* process.c: read_process_output: hard coded 4096 bytes read limit
@ 2013-06-22 10:05 Miguel Guedes
2013-06-22 17:27 ` Paul Eggert
2013-06-23 9:28 ` Andreas Schwab
0 siblings, 2 replies; 8+ messages in thread
From: Miguel Guedes @ 2013-06-22 10:05 UTC (permalink / raw)
To: emacs-devel
Hello List,
In process.c, function read_process_output, all reads are limited to a
maximum of 4096 bytes. What is the rationale behind imposing a hardcoded
limit of 4096 bytes per read from a process channel? (why isn't the
user allowed to specify this read limit when creating a process/
connection?)
A minor mode I've written that sometimes receives 500-800KB of data as a
response from an async network connection (opened via make-network-
process) takes several seconds to fully receive the data due to the hard
coded limit mentioned above and the fact that emacs waits between reads
(probably in wait_reading_process_output upon receiving a signal in
sigchld_handler).
--
Miguel
^ permalink raw reply [flat|nested] 8+ messages in thread
* Re: process.c: read_process_output: hard coded 4096 bytes read limit
2013-06-22 10:05 process.c: read_process_output: hard coded 4096 bytes read limit Miguel Guedes
@ 2013-06-22 17:27 ` Paul Eggert
2013-06-23 8:59 ` Miguel Guedes
2013-06-23 9:28 ` Andreas Schwab
1 sibling, 1 reply; 8+ messages in thread
From: Paul Eggert @ 2013-06-22 17:27 UTC (permalink / raw)

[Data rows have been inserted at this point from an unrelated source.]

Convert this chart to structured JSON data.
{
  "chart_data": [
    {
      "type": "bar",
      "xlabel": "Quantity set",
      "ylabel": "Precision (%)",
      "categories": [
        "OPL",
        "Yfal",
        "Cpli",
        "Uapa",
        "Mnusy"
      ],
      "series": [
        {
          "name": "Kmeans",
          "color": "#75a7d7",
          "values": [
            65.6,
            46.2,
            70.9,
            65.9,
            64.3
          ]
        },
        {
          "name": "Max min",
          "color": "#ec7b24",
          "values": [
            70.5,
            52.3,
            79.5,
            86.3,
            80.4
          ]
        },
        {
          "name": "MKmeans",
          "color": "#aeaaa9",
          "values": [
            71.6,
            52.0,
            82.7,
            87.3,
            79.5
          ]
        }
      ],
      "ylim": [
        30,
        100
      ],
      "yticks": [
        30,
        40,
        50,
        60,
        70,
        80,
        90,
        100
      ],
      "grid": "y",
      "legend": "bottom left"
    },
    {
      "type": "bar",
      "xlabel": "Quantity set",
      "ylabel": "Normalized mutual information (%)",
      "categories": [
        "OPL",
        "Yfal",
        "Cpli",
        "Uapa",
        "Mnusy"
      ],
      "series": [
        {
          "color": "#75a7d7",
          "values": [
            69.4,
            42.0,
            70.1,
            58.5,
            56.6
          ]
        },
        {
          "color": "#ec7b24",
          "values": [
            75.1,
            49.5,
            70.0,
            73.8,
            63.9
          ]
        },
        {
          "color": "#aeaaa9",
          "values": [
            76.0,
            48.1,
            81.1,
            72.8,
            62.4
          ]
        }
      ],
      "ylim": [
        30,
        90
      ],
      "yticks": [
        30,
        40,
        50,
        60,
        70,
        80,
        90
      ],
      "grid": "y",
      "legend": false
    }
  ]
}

To: Miguel Guedes; +Cc: emacs-devel
On 06/22/13 03:05, Miguel Guedes wrote:
> In process.c, function read_process_output, all reads are limited to a
> maximum of 4096 bytes. What is the rationale behind imposing a hardcoded
> limit of 4096 bytes per read from a process channel? (why isn't the
> user allowed to specify this read limit when creating a process/
> connection?)
I don't know, and that limit has bothered me in the past, too.
It's a simple matter to increase it to 16 K bytes; does the
patch below help your performance? If so, I can install it.
Letting the user specify a larger limit
might make sense, but would take a bit of thought and hacking.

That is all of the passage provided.